----------------------------------------<snip>-------------------------------
I would hope that I would never do that, either. However, for code that
uses an interface that has been unchanged for 45 years with a 100-byte
limit, I'm not sure I'd be quite that hard on someone whose code copied
the data into a 100-byte buffer using the supplied length.
To turn it on its head: I wouldn't play you-bet-your-system with this.
The code in most vendor products isn't as well vetted as your own
internal code, and is a lot harder to examine.
Guns have safeties for a reason; so should a change like this. Whether
it's a new interface (PARMX) or an LE setting that must be explicitly
enabled, there needs to be some informed consent. I can't imagine IBM
being willing to even consider it otherwise -- else a (poorly written)

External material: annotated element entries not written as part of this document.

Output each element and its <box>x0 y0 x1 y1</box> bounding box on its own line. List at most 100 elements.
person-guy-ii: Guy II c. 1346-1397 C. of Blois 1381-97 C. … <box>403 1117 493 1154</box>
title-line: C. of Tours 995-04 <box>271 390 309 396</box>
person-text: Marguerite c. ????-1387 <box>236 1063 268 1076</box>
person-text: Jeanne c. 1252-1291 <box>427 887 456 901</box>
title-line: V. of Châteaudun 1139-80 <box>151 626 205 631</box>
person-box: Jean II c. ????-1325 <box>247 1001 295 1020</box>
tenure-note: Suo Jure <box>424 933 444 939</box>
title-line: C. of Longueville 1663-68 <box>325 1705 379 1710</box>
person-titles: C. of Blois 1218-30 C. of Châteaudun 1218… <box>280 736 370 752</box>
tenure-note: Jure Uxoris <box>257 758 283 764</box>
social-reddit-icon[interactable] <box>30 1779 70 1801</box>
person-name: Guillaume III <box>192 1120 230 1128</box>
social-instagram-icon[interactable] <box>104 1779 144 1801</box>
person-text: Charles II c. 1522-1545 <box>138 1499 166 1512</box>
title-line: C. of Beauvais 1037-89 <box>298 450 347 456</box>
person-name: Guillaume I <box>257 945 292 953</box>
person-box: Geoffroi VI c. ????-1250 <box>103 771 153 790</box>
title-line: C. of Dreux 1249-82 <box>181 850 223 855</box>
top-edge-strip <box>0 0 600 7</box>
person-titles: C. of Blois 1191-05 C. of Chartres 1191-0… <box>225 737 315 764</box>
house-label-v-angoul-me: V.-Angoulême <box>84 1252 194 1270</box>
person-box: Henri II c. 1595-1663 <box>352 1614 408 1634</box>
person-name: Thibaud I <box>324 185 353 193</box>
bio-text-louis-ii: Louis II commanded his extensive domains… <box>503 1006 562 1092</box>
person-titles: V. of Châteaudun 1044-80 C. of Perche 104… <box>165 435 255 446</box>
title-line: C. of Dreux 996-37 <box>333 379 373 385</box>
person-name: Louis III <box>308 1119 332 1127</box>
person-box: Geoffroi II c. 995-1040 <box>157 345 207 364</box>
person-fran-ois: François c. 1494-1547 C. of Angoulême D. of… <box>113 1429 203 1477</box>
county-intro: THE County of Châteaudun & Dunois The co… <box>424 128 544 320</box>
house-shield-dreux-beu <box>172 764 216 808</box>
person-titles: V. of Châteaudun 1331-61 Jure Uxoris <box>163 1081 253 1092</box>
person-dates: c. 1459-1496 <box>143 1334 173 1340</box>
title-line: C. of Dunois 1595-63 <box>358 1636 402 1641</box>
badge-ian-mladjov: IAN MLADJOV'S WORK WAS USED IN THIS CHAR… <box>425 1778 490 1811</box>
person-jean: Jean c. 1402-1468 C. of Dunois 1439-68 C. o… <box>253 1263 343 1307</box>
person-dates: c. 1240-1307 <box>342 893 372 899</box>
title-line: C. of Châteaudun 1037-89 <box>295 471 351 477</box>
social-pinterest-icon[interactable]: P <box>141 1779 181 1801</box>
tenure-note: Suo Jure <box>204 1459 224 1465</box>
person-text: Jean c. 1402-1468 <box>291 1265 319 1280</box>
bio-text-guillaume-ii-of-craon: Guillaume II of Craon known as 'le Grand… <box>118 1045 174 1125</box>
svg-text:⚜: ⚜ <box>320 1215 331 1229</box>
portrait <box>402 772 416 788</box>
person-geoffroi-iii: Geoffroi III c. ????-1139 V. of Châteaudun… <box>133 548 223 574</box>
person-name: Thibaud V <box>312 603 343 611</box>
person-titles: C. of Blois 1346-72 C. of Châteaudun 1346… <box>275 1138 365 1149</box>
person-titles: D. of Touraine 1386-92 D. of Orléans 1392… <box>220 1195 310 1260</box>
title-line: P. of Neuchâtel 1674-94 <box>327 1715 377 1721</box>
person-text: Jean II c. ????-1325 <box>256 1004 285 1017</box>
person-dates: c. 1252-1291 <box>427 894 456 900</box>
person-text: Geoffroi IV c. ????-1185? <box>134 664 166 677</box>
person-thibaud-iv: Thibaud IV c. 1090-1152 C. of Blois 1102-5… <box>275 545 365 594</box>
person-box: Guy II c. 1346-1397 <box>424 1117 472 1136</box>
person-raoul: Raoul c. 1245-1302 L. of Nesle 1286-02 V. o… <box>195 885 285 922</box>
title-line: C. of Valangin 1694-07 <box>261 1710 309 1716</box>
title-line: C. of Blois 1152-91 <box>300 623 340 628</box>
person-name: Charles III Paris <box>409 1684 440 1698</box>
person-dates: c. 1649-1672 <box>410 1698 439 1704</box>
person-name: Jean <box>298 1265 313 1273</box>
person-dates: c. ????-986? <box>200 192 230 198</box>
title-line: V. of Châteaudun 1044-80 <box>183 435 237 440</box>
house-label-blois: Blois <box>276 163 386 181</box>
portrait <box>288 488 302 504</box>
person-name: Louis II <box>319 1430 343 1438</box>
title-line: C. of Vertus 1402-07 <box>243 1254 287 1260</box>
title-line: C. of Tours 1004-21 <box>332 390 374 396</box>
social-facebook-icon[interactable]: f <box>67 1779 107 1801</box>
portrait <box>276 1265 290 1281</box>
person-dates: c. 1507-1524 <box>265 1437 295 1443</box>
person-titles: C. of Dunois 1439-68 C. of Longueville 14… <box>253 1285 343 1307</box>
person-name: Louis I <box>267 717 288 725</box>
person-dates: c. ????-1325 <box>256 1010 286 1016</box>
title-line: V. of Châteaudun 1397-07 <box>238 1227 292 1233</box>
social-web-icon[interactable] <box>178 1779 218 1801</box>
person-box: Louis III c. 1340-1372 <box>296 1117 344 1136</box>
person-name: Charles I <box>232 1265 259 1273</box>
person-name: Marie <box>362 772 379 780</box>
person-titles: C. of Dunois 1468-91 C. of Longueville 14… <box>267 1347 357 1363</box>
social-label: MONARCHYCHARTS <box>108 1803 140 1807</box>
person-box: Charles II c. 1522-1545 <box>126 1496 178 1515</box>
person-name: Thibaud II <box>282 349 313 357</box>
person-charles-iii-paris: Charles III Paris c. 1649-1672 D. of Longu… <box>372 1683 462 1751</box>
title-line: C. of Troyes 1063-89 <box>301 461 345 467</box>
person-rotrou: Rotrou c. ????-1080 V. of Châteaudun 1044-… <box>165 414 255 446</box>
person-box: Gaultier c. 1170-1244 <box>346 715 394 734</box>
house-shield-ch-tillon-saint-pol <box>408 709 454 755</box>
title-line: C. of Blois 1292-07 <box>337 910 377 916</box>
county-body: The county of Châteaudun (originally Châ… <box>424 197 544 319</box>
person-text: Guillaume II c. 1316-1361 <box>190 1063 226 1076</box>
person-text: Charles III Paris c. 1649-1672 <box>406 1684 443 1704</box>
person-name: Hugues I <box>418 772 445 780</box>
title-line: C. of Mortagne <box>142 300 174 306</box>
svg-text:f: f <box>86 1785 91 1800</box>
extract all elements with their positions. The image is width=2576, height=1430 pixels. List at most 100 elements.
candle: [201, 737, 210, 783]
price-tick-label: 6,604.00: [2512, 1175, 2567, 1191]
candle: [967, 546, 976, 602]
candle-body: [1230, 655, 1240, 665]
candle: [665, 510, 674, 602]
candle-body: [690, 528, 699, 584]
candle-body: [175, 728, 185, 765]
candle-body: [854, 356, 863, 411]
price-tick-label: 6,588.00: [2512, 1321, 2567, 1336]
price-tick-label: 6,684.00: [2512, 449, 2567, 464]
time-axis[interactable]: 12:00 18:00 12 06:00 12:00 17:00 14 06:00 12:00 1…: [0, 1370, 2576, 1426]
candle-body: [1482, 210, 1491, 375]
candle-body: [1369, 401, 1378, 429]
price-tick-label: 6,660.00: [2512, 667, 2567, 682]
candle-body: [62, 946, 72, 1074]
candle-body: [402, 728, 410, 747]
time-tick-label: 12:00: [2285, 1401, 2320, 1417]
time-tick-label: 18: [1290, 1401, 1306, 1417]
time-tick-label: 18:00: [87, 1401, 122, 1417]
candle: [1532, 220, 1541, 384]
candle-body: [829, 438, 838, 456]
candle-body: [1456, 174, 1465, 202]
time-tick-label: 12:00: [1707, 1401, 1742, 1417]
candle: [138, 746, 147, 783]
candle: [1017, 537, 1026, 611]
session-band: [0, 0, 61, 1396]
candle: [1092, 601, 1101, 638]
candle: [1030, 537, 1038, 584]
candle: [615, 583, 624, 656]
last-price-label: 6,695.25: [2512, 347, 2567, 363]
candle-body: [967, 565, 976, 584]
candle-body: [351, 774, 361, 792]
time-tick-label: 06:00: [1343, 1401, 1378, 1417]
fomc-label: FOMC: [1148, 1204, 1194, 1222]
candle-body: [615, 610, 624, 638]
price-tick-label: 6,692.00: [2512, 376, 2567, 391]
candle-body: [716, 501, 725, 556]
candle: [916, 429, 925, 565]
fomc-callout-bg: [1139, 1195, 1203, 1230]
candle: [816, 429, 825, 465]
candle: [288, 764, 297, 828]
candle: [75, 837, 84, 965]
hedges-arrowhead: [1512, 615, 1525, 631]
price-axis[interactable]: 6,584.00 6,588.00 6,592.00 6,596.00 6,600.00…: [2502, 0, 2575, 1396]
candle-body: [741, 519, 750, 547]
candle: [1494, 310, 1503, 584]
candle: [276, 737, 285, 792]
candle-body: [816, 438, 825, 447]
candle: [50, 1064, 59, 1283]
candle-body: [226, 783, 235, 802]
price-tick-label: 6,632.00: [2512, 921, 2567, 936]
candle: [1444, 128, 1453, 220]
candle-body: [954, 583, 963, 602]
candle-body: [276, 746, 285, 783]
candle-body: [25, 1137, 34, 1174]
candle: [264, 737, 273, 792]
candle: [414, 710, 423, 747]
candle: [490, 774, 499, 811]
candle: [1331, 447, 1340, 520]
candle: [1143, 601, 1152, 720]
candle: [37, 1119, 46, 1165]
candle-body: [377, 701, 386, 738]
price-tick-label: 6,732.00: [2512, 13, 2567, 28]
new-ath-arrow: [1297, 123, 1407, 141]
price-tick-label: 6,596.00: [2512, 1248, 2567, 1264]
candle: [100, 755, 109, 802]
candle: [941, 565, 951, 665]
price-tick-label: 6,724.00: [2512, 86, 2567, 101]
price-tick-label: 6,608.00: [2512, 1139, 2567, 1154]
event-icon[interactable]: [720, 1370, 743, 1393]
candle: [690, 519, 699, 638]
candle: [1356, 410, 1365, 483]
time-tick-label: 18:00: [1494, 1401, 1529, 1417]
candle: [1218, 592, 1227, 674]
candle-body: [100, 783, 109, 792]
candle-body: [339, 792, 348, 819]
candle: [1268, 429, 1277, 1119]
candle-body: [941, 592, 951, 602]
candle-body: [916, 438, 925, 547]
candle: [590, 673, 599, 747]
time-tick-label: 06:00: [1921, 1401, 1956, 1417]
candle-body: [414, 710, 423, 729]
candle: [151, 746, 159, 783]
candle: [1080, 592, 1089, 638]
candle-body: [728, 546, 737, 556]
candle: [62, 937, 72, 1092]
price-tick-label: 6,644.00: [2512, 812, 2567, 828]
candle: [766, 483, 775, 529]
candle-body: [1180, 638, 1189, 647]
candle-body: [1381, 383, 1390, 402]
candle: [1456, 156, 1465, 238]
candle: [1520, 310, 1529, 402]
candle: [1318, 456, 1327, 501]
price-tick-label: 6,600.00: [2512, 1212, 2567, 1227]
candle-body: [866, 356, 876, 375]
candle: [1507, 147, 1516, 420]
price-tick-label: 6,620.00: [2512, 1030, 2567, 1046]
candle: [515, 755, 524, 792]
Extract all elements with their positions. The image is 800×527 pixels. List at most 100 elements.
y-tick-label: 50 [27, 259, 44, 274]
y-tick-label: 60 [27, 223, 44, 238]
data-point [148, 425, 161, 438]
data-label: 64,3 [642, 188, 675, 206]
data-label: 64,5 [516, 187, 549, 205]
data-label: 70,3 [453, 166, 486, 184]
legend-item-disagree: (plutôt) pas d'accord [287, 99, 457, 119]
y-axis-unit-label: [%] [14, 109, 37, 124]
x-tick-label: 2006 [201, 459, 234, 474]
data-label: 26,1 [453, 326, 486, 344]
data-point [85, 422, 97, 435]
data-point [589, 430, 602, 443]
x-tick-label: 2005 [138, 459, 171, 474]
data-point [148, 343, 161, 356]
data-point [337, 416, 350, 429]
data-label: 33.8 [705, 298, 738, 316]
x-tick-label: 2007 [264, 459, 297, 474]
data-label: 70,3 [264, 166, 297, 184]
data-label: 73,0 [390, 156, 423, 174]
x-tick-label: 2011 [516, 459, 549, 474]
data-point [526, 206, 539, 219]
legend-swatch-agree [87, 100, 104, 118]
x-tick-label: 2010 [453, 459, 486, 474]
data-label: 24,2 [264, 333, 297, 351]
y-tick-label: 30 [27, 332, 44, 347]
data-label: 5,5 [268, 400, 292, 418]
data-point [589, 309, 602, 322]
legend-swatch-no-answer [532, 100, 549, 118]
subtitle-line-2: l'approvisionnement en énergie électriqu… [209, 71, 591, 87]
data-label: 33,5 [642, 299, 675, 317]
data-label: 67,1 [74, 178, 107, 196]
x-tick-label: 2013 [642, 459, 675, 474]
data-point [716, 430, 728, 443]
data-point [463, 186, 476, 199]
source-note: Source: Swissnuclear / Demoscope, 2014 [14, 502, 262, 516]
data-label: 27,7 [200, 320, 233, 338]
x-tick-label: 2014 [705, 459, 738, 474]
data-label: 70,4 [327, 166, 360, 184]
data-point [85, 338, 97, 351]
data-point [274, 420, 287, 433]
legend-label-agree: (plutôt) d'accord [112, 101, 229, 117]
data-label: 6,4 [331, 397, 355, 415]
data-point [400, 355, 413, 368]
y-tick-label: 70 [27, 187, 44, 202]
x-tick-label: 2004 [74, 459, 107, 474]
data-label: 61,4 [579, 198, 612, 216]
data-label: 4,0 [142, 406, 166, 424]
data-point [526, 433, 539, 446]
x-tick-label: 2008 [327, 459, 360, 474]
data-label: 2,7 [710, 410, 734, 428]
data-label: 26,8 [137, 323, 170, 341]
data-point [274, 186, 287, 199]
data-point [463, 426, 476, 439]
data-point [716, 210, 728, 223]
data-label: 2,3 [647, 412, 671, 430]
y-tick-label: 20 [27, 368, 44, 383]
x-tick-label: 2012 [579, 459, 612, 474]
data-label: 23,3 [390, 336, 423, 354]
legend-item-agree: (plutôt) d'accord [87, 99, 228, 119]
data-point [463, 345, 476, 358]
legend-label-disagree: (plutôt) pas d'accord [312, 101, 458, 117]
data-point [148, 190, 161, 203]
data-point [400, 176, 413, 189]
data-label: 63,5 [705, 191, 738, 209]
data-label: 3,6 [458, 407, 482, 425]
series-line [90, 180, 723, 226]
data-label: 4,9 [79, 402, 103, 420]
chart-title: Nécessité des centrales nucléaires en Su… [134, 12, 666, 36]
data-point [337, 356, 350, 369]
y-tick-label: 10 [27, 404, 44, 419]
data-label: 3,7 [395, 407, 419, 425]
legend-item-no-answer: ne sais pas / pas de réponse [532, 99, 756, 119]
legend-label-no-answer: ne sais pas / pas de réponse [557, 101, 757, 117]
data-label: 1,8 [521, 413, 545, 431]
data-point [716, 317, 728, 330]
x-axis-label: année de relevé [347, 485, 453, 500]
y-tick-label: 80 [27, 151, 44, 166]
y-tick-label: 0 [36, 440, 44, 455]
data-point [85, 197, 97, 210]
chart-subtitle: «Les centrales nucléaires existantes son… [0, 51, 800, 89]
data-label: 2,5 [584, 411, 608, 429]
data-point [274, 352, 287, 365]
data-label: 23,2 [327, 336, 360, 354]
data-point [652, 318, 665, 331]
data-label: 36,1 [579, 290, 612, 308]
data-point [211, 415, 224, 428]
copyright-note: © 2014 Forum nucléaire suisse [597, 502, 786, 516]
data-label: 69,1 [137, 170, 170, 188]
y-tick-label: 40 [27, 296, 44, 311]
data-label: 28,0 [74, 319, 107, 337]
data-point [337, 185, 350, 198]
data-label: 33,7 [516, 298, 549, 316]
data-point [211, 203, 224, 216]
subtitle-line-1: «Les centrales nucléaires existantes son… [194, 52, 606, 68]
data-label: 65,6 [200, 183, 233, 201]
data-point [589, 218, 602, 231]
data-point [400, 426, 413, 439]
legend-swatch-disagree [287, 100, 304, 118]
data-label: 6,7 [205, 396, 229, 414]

program that's been happily running for decades could crater production,
and nobody wants that.
------------------------------------<unsnip>------------------------------------
Granted that guns have safeties (most of them, anyway). But if you have
to worry about whether it's on or off, you're already doing something
very wrong.
There's no excuse for knowing what you're doing and PLANNING AHEAD. I've
always coded my programs with the assumption that the parm field might
be as long as 255 bytes, the max that can be described in a single byte.
Rick
--
If you're not the lead dog, the view never changes.